Do pożaru doszło w dzień św. Walentego – 14 lutego. Dyżurny Centrum Powiadamiania Ratunkowego w Krotoszynie otrzymał zgłoszenie krótko po godz. 14-tej. Natychmiast wysłał cztery samochody gaśnicze w tym cysternę z wodą, gdyż jak wynikało ze zgłoszenia budynek jest dużych rozmiarów.
- Po przybyciu pierwszego zastępu z JRG Krotoszyn i dokonanym rozpoznaniu przez dowódcę, z którego wynikało, że ogień bardzo szybko się rozprzestrzenia i zagrożone są sąsiadujące budynki do zdarzenia dysponowane zostały kolejne jednostki z gminy Krotoszyn, Kobylin i Zduny. Dodatkowym utrudnieniem, jaki występował podczas prowadzenia działań to brak możliwości korzystania z pobliskich hydrantów, które były zamarznięte. Wodę trzeba było dowozić ponad kilometr. Dzięki zadysponowaniu do zdarzenia znacznych sił udało się szybko zlokalizować rozprzestrzenianie ognia, co w konsekwencji doprowadziło do uratowania przed spaleniem sąsiadujących budynków – wyjaśnia mł. bryg. Mariusz Przybył z krotoszyńskiej straży pożarnej.

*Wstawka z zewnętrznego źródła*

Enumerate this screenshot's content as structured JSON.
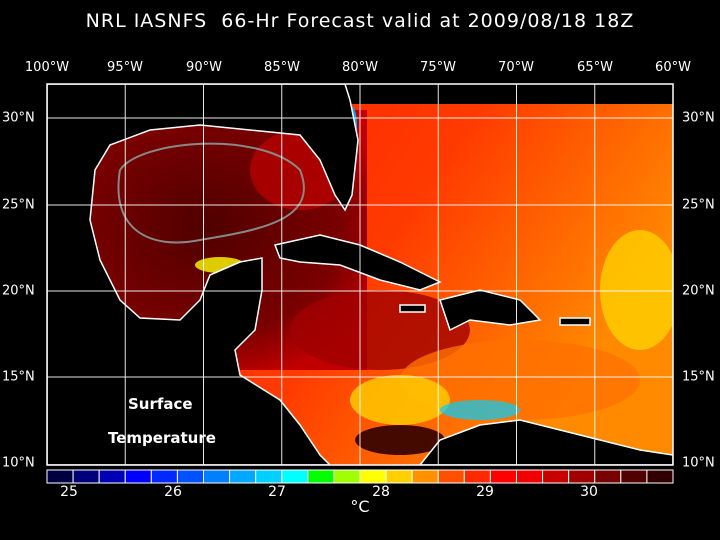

Niestety usuwanie zalegającej słomy w stodole i dogaszanie trwało do godzin porannych. Łącznie w gaszeniu pożaru udział brało 80 strażaków z 11 zastępów, w tym - trzy z JRG Krotoszyn i 8 OSP - z Dzierżanowa, Krotoszyna, Benic, Biadek, Lutogniewa, Zdun, Kobylina i Chwaliszewa. Strażaków wspomagało pogotowie energetyczne oraz wodociągowe. Straty wstępnie oszacowano na ok. 500 tysięcy złotych. Przyczyna pożaru nie jest jeszcze znana. Ustalić ma ją policyjne dochodzenie.